Good progress ! (hands treat and pats you on head)

She’d worn it around the house a couple of times and didn’t seem to notice it. She was kind of a scary-smart dog, though.

I didn’t think Rhode Island was big enough to have ‘parts’? :cool:

My thinking as well. :wink: Tho, admittedly, my sole experience was driving through it once - which didn’t take very long at all!

(On googling, looks like RI is approx 5x as large as the city of Chicago proper.)

Piling on on the excellent progress and would add that maybe turn around at 100 feet for a bit.

Our expert trainers here can chime in but the standard advice is to have a base of success before pushing farther. Rule of thumb is usually given as a solid run of having >80% success before moving to a more difficult version of the task, such as adding stronger distractions, or more distance or duration.

Do a few days at the level you know she can succeed at. Maybe at that 100 foot edge do some of her basic tricks and give her at least one “jackpot” reward. After that solid run of success then push to 150 feet. Don’t rush it.

And I gotta say compared to the JRTs I’ve met she sounds great!

Oh. A fun bit about the differences between dogs and wolves in the NYT the other day. Wolves are innately better at teamwork than are dogs.

No idea if it informs about “dominance theory” but I thought some might be interested anyway.

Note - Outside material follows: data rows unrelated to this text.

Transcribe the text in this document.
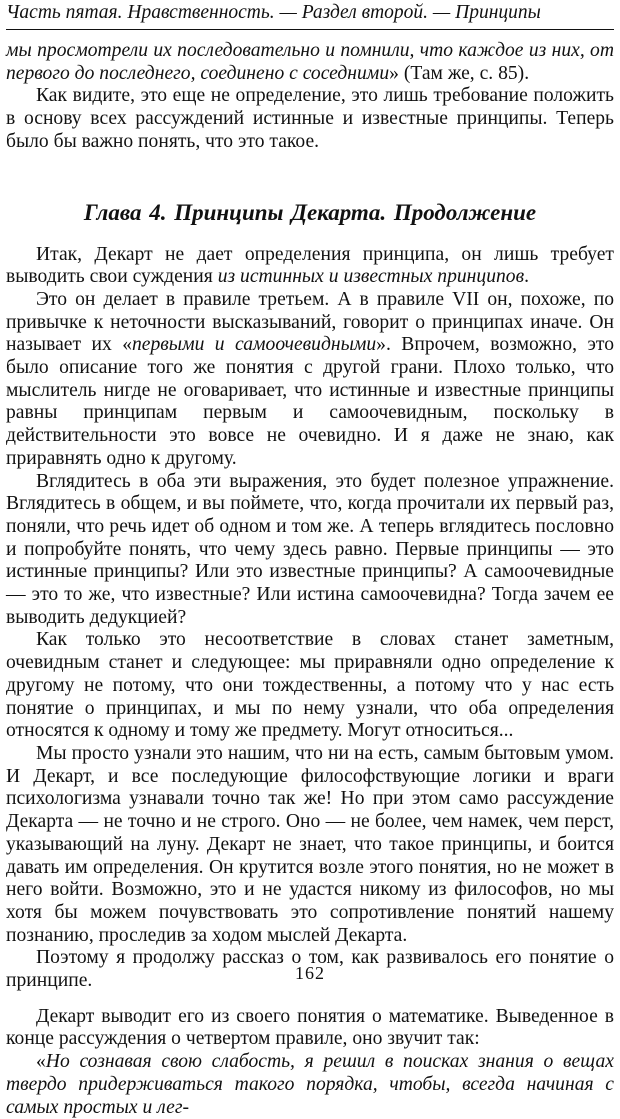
Часть пятая. Нравственность. — Раздел второй. — Принципы

мы просмотрели их последовательно и помнили, что каждое из них, от первого до последнего, соединено с соседними» (Там же, с. 85).

Как видите, это еще не определение, это лишь требование положить в основу всех рассуждений истинные и известные принципы. Теперь было бы важно понять, что это такое.

Глава 4. Принципы Декарта. Продолжение

Итак, Декарт не дает определения принципа, он лишь требует выводить свои суждения из истинных и известных принципов.

Это он делает в правиле третьем. А в правиле VII он, похоже, по привычке к неточности высказываний, говорит о принципах иначе. Он называет их «первыми и самоочевидными». Впрочем, возможно, это было описание того же понятия с другой грани. Плохо только, что мыслитель нигде не оговаривает, что истинные и известные принципы равны принципам первым и самоочевидным, поскольку в действительности это вовсе не очевидно. И я даже не знаю, как приравнять одно к другому.

Вглядитесь в оба эти выражения, это будет полезное упражнение. Вглядитесь в общем, и вы поймете, что, когда прочитали их первый раз, поняли, что речь идет об одном и том же. А теперь вглядитесь пословно и попробуйте понять, что чему здесь равно. Первые принципы — это истинные принципы? Или это известные принципы? А самоочевидные — это то же, что известные? Или истина самоочевидна? Тогда зачем ее выводить дедукцией?

Как только это несоответствие в словах станет заметным, очевидным станет и следующее: мы приравняли одно определение к другому не потому, что они тождественны, а потому что у нас есть понятие о принципах, и мы по нему узнали, что оба определения относятся к одному и тому же предмету. Могут относиться...

Мы просто узнали это нашим, что ни на есть, самым бытовым умом. И Декарт, и все последующие философствующие логики и враги психологизма узнавали точно так же! Но при этом само рассуждение Декарта — не точно и не строго. Оно — не более, чем намек, чем перст, указывающий на луну. Декарт не знает, что такое принципы, и боится давать им определения. Он крутится возле этого понятия, но не может в него войти. Возможно, это и не удастся никому из философов, но мы хотя бы можем почувствовать это сопротивление понятий нашему познанию, проследив за ходом мыслей Декарта.

Поэтому я продолжу рассказ о том, как развивалось его понятие о принципе.

Декарт выводит его из своего понятия о математике. Выведенное в конце рассуждения о четвертом правиле, оно звучит так:

«Но сознавая свою слабость, я решил в поисках знания о вещах твердо придерживаться такого порядка, чтобы, всегда начиная с самых простых и лег-

162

Personally I buy into the idea that I am beyond any possible pack hierarchy to my dog and that the drive to read me and to please me is not part of dominance but part of a completely different process that dogs have evolved as part of being our companions. And that I need to communicate with my dog in the channels that it understands, mostly “yes”, mostly building on success, and also giving correction in ways that it comprehends clearly and quickly when needed, presumptively infrequently.